Maintain a live budget that separates committed costs from estimates and contingency. Contingency should be treated as a management tool, not spare money. It gives the team room to respond to genuine site conditions or valuable opportunities without compromising a key part of the visitor experience.

Treat venue rules and safety as design inputs

Venue requirements are often viewed as administrative detail. In practice, they shape what can be built, how it can be installed and how much time it will take. Height limits, rigging permissions, fire ratings, floor loading, emergency exits, working-at-height rules and electrical regulations all need to be considered while the stand is being designed.

For complex builds, appoint a competent person to coordinate health and safety information across contractors. Risk assessments and method statements should reflect the actual build sequence, not generic paperwork prepared after decisions have been made. If a large feature requires lifting equipment, clarify who supplies it, who operates it and when the hall allows the lift to take place.

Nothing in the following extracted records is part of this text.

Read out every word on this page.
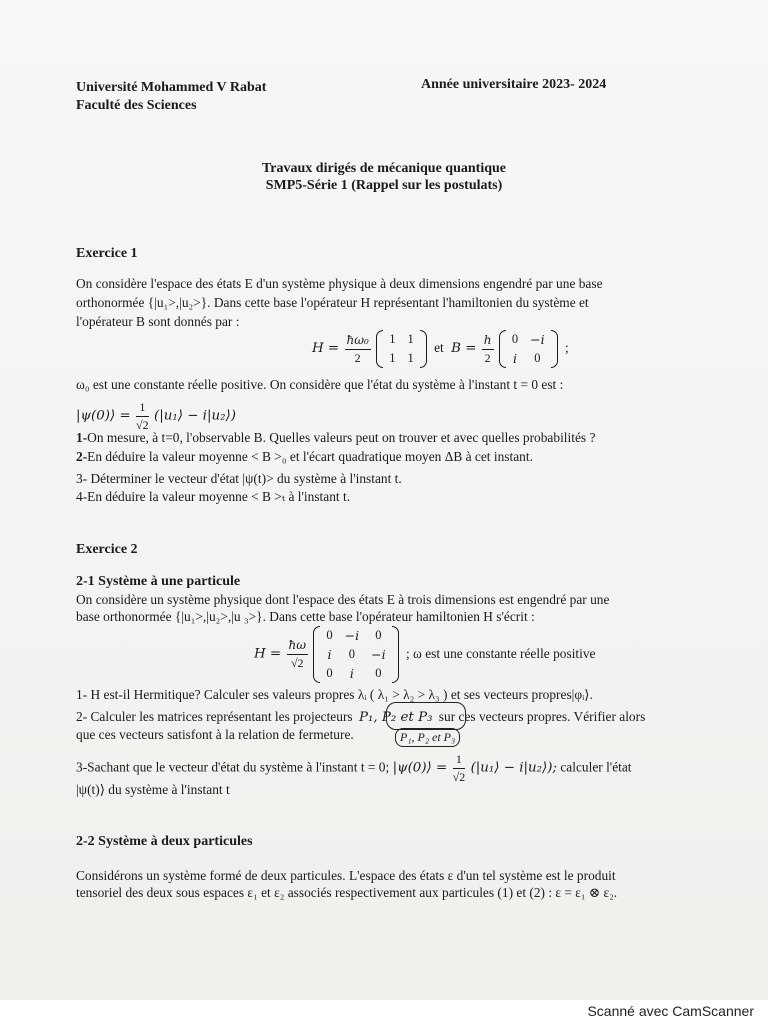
Université Mohammed V Rabat
Faculté des Sciences
Année universitaire 2023- 2024
Travaux dirigés de mécanique quantique
SMP5-Série 1 (Rappel sur les postulats)
Exercice 1
On considère l'espace des états E d'un système physique à deux dimensions engendré par une base
orthonormée {|u₁>,|u₂>}. Dans cette base l'opérateur H représentant l'hamiltonien du système et
l'opérateur B sont donnés par :
$H = \frac{\text{ħω₀}}{2}$
1	1
1	1
et $B = \frac{h}{2}$
0	−i
i	0
;
ω₀ est une constante réelle positive. On considère que l'état du système à l'instant t = 0 est :
|ψ(0)⟩ = $\frac{1}{√2}$ (|u₁⟩ − i|u₂⟩)
1-On mesure, à t=0, l'observable B. Quelles valeurs peut on trouver et avec quelles probabilités ?
2-En déduire la valeur moyenne < B >₀ et l'écart quadratique moyen ΔB à cet instant.
3- Déterminer le vecteur d'état |ψ(t)> du système à l'instant t.
4-En déduire la valeur moyenne < B >ₜ à l'instant t.
Exercice 2
2-1 Système à une particule
On considère un système physique dont l'espace des états E à trois dimensions est engendré par une
base orthonormée {|u₁>,|u₂>,|u ₃>}. Dans cette base l'opérateur hamiltonien H s'écrit :
$H = \frac{ħ\omega}{√2}$

0	−i	0
i	0	−i
0	i	0
; ω est une constante réelle positive
1- H est-il Hermitique? Calculer ses valeurs propres λᵢ ( λ₁ > λ₂ > λ₃ ) et ses vecteurs propres|φᵢ⟩.
2- Calculer les matrices représentant les projecteurs P₁, P₂ et P₃ sur ces vecteurs propres. Vérifier alors
que ces vecteurs satisfont à la relation de fermeture.	P₁, P₂ et P₃
3-Sachant que le vecteur d'état du système à l'instant t = 0; |ψ(0)⟩ = $\frac{1}{√2}$ (|u₁⟩ − i|u₂⟩); calculer l'état
|ψ(t)⟩ du système à l'instant t
2-2 Système à deux particules
Considérons un système formé de deux particules. L'espace des états ε d'un tel système est le produit
tensoriel des deux sous espaces ε₁ et ε₂ associés respectivement aux particules (1) et (2) : ε = ε₁ ⊗ ε₂.
Scanné avec CamScanner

Good safety coordination supports quality as well as compliance. A site team that has clear access routes, safe working methods and realistic installation time is better able to focus on accurate finishes and proper testing.

Plan the on-site command structure

Once build-up begins, the project moves from planning to live delivery. The best preparation is still tested by missing deliveries, damaged items, congested loading bays and requests that appear with little warning. A calm on-site lead is essential because decisions need to be made quickly and communicated consistently.

Hold a site briefing at the start of each day. Confirm attendance, access constraints, completed tasks, work planned, safety concerns and outstanding deliveries. Walk the stand regularly with the build lead and maintain a visible snag list. Assign every snag to an owner, agree a completion time and verify it has been resolved rather than assuming it has.

Before the client arrives, test the visitor experience. Check sightlines from key aisles, screen content, lighting levels, power sockets, storage access, meeting areas and product displays. Make sure staff can work comfortably, not merely that the stand photographs well. If guests are expected, check hospitality supplies, catering timings and cleaning arrangements too.

For clients managing a major exhibition presence, this level of coordination is where an experienced event partner earns its place. Saward Marketing brings creative ambition and practical project control together, so that the people responsible for the event can focus on customers and commercial outcomes rather than chasing contractors.

The most reassuring event projects are not those with no moving parts. They are the ones where every moving part has an owner, a deadline and a clear connection to the bigger picture. Give suppliers that clarity early, and your exhibition stand has the best chance of making the impression it was designed to make.